Question construction is pivotal to the success of a survey. This is particularly true of written questionnaires, where respondents cannot ask for clarification of the question.
Can the question be misunderstood? The question ``What kind of car do you drive?'' may be asking for type of car (coupe, sedan, SUV, pick-up truck?). Or model type (Ford Taurus, Pontiac Firebird, Honda Civic?).
Do any terms need to be defined? Consider the more specific question ``Do you drive a domestic or foreign car?" What do you mean by domestic or foreign? Is a Tennessee-made Toyota foreign? What about a Mercedes Benz, now co-owned by Chrysler?
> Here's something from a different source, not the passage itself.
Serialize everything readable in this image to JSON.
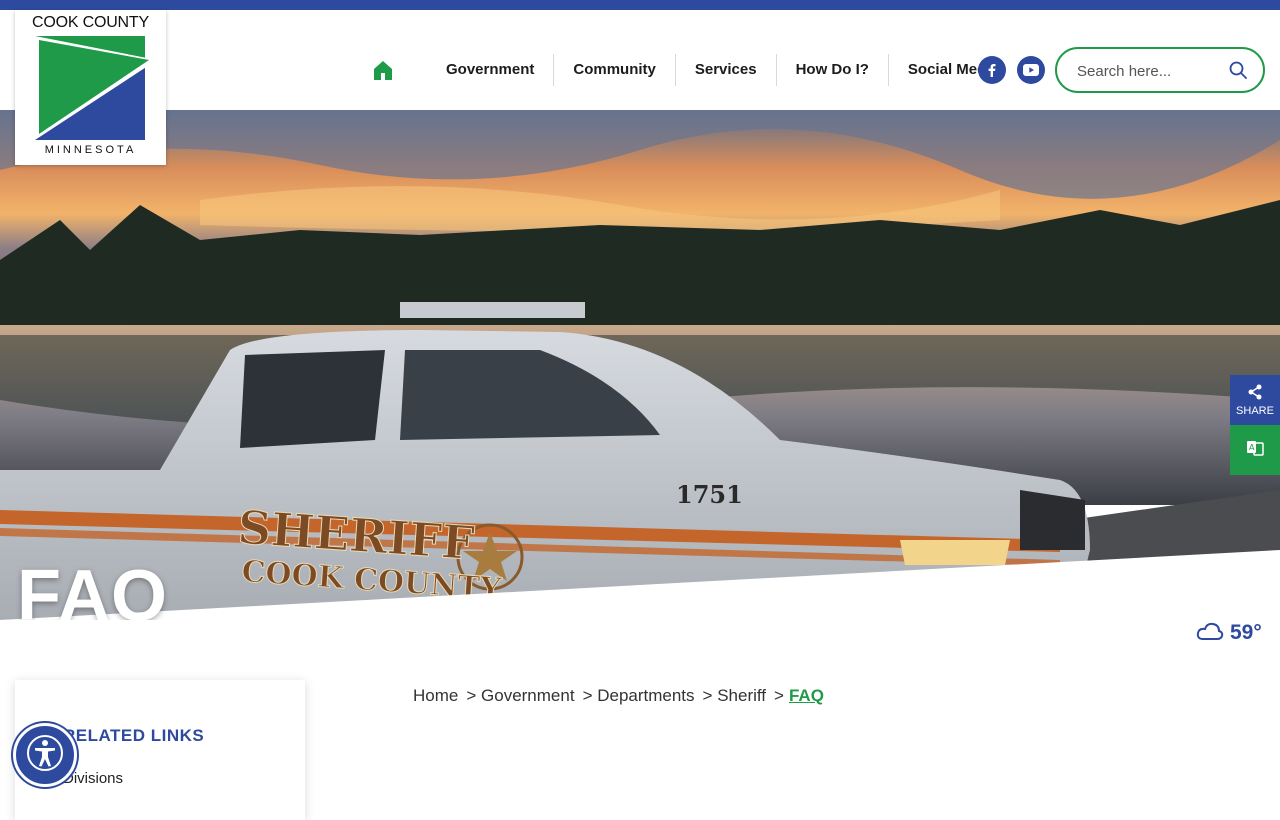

What type of information do you want to gather: knowledge or attitude? Consider the following questions: ``Are your class sizes satisfactory?'' or ``Do you feel your class sizes are satisfactory?'' or ``Are you personally satisfied with your class sizes?'' All three questions ask for an opinion, but the first seems more objective while the last one is most personal.
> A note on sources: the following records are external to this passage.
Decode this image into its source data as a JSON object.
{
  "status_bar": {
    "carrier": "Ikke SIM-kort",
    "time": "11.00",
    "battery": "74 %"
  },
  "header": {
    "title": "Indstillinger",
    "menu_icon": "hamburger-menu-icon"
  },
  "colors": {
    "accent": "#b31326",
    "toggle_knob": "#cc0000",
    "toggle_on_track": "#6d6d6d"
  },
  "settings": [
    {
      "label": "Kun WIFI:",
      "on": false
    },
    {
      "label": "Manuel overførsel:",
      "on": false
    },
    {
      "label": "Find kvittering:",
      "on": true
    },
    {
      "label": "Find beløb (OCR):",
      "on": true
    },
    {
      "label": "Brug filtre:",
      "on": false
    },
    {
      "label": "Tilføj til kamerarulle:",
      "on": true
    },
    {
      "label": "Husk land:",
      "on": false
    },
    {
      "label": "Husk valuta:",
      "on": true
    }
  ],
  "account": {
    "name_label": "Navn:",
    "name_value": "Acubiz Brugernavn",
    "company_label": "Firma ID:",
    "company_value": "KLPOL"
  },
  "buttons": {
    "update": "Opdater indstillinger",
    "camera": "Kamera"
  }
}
Are the questions loaded? Some questions lead the respondent to an almost predetermined response, especially if the respondent does not have a strong opinion on the matter. Compare ``Are your class sizes satisfactory?'' with the more neutral ``Are your class sizes satisfactory or not satisfactory?'' A more loaded question would be ``Do you agree that some class sizes are too large?''.
Do the questions ask for sensitive information? When asked ``Did you vote during the last Presidential election?'' some respondents may not feel comfortable admitting they did not. A better question may be: ``Did anything come up that prevented you from voting during the last Presidential election?''.